We have one JDBC source connector that is extracting data from oracle to Kafka topic and the s3 sink connector will generate files as per data available in Kafka topic. We have one cron job schedule for deleting and recreating connectors every day.

Error: We are getting those S3 files twice a day due to a polling interval of 24 hrs looks like. So we have changed the polling interval to 6 days but still, it’s taking 24 hrs of that polling interval.

Do we have any metadata location so that we can see when the connectors and topics’ last execution happened?

Can you clarify what you mean by “polling interval”?

The S3 sink will always immediately consume the records. It’ll buffer them in memory until a Partition is reached, based on your chosen partitioner class, but always will dump out “flush.size” or from the “scheduled rotation” configuration. There may be a JMX metric that shows the size of the buffer, but otherwise, a drop in consumer group lag will indicate when records actually get committed to S3.

Would you mind sharing your sink configuration?

PFA sink connector properties.

Actually, we have a cron job scheduled for delet and create connectors every day at 3 am and it’s running perfectly fine from source to s3 sink files generation but somehow at around 10 am, again same s3 files generating and no spike we have seen in production and consumption graph and no data loaded into Kafka topic.

Can we know from somewhere how many times the connector is running or s3 sink is taking data from some other source as well?

PFA source connector properties as well

You shouldn’t need a cron to delete and create. That may cause more issues than solutions. As mentioned, there is no “polling interval”. You can reduce the scheduled rotation interval and flush size if you’d like data written more frequently to S3. And the S3 sink only “takes data” from the topics you’ve configured it for.

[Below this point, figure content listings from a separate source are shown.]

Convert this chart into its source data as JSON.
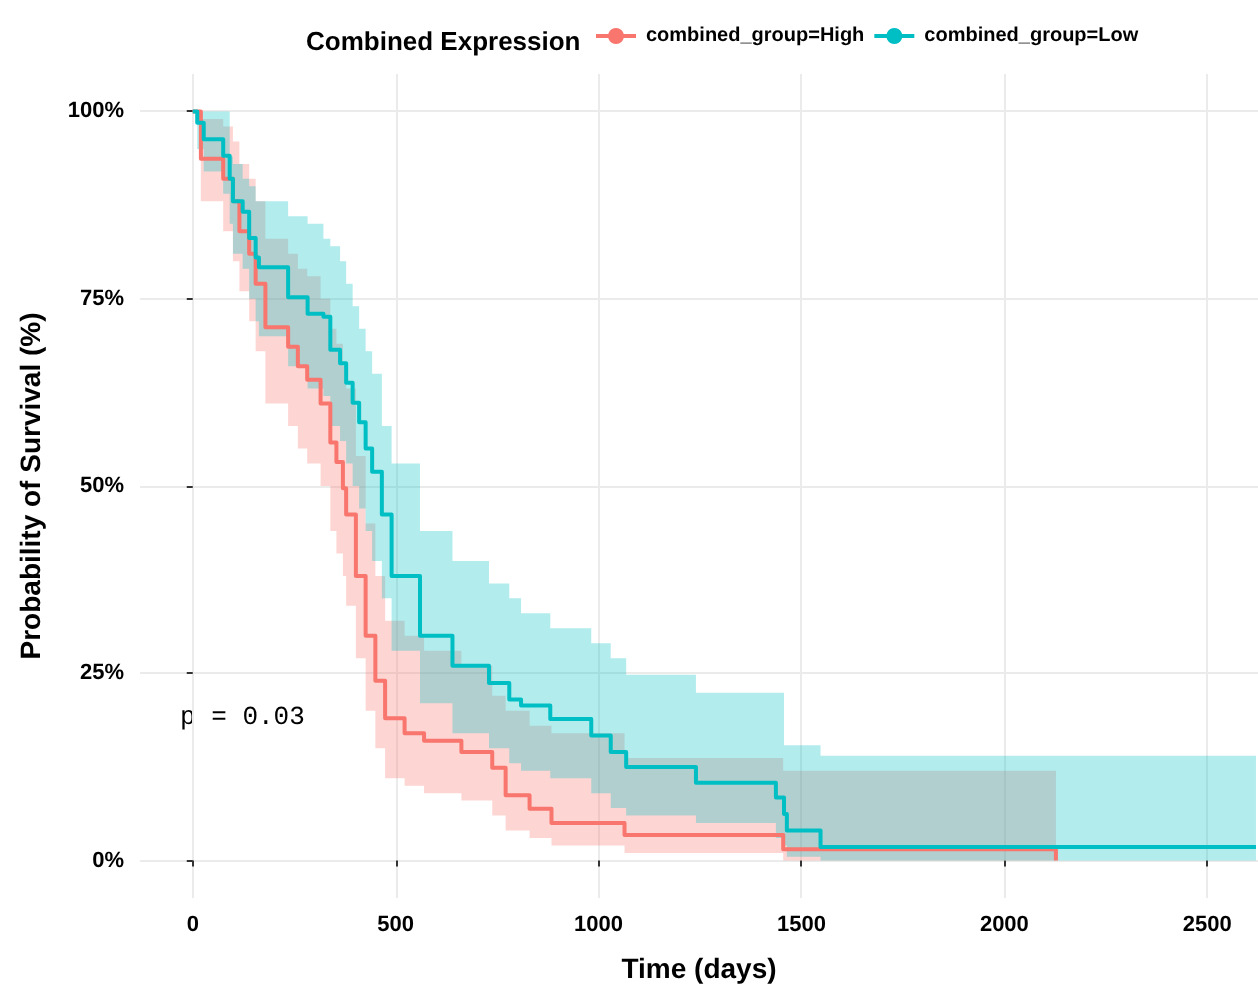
{
  "chart_data": {
    "type": "step",
    "xlabel": "Time (days)",
    "ylabel": "Probability of Survival (%)",
    "legend_title": "Combined Expression",
    "legend": "top",
    "grid": true,
    "xlim": [
      -130,
      2625
    ],
    "xticks": [
      0,
      500,
      1000,
      1500,
      2000,
      2500
    ],
    "ylim": [
      -5,
      105
    ],
    "yticks": [
      {
        "value": 0,
        "label": "0%"
      },
      {
        "value": 25,
        "label": "25%"
      },
      {
        "value": 50,
        "label": "50%"
      },
      {
        "value": 75,
        "label": "75%"
      },
      {
        "value": 100,
        "label": "100%"
      }
    ],
    "annotations": [
      "p = 0.03"
    ],
    "series": [
      {
        "name": "combined_group=High",
        "color": "#f8766d",
        "x": [
          0,
          20,
          75,
          99,
          115,
          139,
          155,
          179,
          235,
          259,
          282,
          315,
          339,
          354,
          370,
          378,
          402,
          426,
          450,
          474,
          522,
          570,
          662,
          738,
          771,
          830,
          884,
          1064,
          1455,
          2127
        ],
        "values": [
          100,
          93.7,
          91,
          88,
          84,
          81,
          77,
          71.2,
          68.6,
          66,
          64.2,
          61,
          55.8,
          53.2,
          49.7,
          46.2,
          38,
          30,
          24,
          19,
          17,
          16,
          14.5,
          12.4,
          8.7,
          6.9,
          5,
          3.4,
          1.5,
          0
        ],
        "lower": [
          100,
          88,
          84,
          80,
          76,
          72,
          68,
          61,
          58,
          55,
          53,
          50,
          44,
          41,
          38,
          34,
          27,
          20,
          15,
          11,
          10,
          9,
          8,
          6,
          4,
          3,
          2,
          1,
          0,
          0
        ],
        "upper": [
          100,
          99,
          98,
          96,
          93,
          91,
          88,
          83,
          81,
          79,
          78,
          75,
          71,
          69,
          66,
          63,
          54,
          45,
          38,
          32,
          30,
          28,
          26,
          22,
          20,
          18,
          17,
          13.7,
          12,
          12
        ]
      },
      {
        "name": "combined_group=Low",
        "color": "#00bfc4",
        "x": [
          0,
          11,
          27,
          75,
          91,
          99,
          123,
          139,
          155,
          163,
          235,
          283,
          322,
          339,
          363,
          378,
          394,
          410,
          426,
          442,
          466,
          490,
          560,
          640,
          730,
          780,
          809,
          881,
          982,
          1030,
          1068,
          1240,
          1437,
          1457,
          1464,
          1547,
          2620
        ],
        "values": [
          100,
          98.5,
          96.3,
          94.1,
          91,
          88,
          86.6,
          83.1,
          80.5,
          79.2,
          75.2,
          73,
          72.6,
          68.2,
          66.4,
          63.8,
          61.1,
          58.5,
          55,
          51.9,
          46.2,
          38,
          30,
          26,
          23.7,
          21.5,
          20.7,
          18.9,
          16.7,
          14.5,
          12.5,
          10.4,
          8.4,
          6.2,
          4,
          1.8,
          1.8
        ],
        "lower": [
          100,
          95,
          92,
          89,
          85,
          81,
          79,
          75,
          72,
          70,
          66,
          63,
          62,
          58,
          56,
          53,
          50,
          47,
          44,
          40,
          35,
          28,
          21,
          17,
          15,
          13,
          12,
          11,
          9,
          7,
          6,
          5,
          3,
          2,
          0.5,
          0,
          0
        ],
        "upper": [
          100,
          100,
          100,
          100,
          94,
          93,
          91,
          90,
          88,
          88,
          86,
          85,
          83,
          82,
          80,
          77,
          74,
          71,
          68,
          65,
          58,
          53,
          44,
          40,
          37,
          35,
          33,
          31,
          29,
          27,
          24.8,
          22.4,
          22.4,
          15.4,
          15.4,
          14,
          14
        ]
      }
    ]
  }
}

know from somewhere how many times the connector is running

I would start at the logs

We have a polling interval of 24 hrs that got mentioned in the source connector file.

The problem is we don’t have data into the topic a second time but s3 is generating files a second time don’t know from where. As you can see s3 sink connector is associated with one single topic.

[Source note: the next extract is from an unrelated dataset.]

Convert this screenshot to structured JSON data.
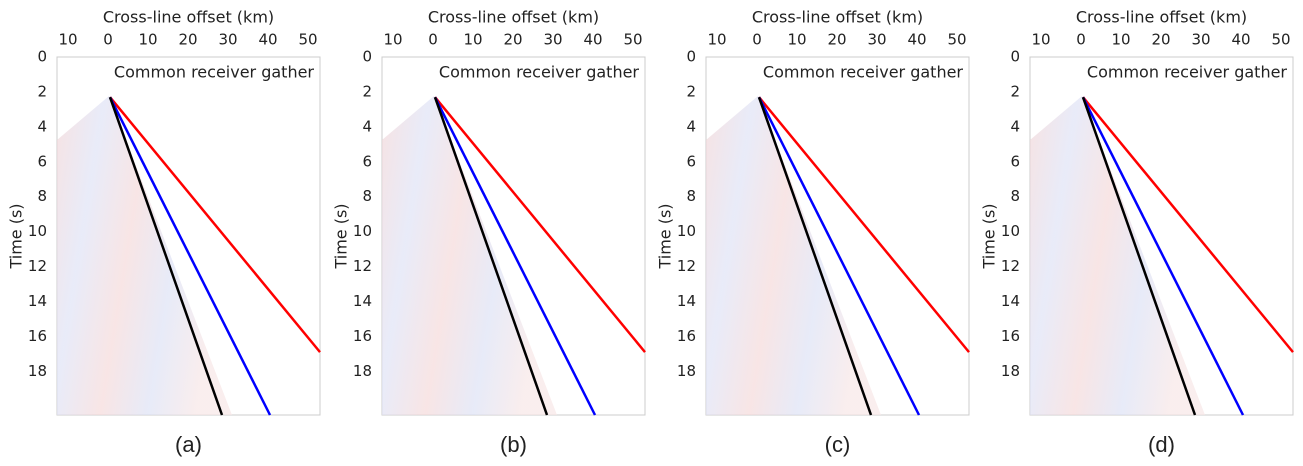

Have you checked the source topic yourself?

The S3 sink should have exactly once delivery - https://www.confluent.io/blog/apache-kafka-to-amazon-s3-exactly-once/

However, if you’re frequently deleting and recreating the connector, then that might not be guaranteed any longer. Especially if you create the connector with a new name each time

Yes, I have checked the topic on the confluent control center and it didn’t produce and consumed any data at the 2nd-time run.

Also, what would be the maximum value for polling interval and why?

As mentioned, there is no polling “interval”. The consumer api will fetch the records as soon as they are available in the topic. The S3 connector will then buffer the records in memory until flush, scheduled rotation, or new partition is reached

Just for clarification, I am not asking polling interval for the s3 sink connector.

For source connectors, we usually give polling intervals and that is what I am asking.

Polling interval related to source connector only. Please go through my source properties file and if possible please let me know about the source connector polling interval.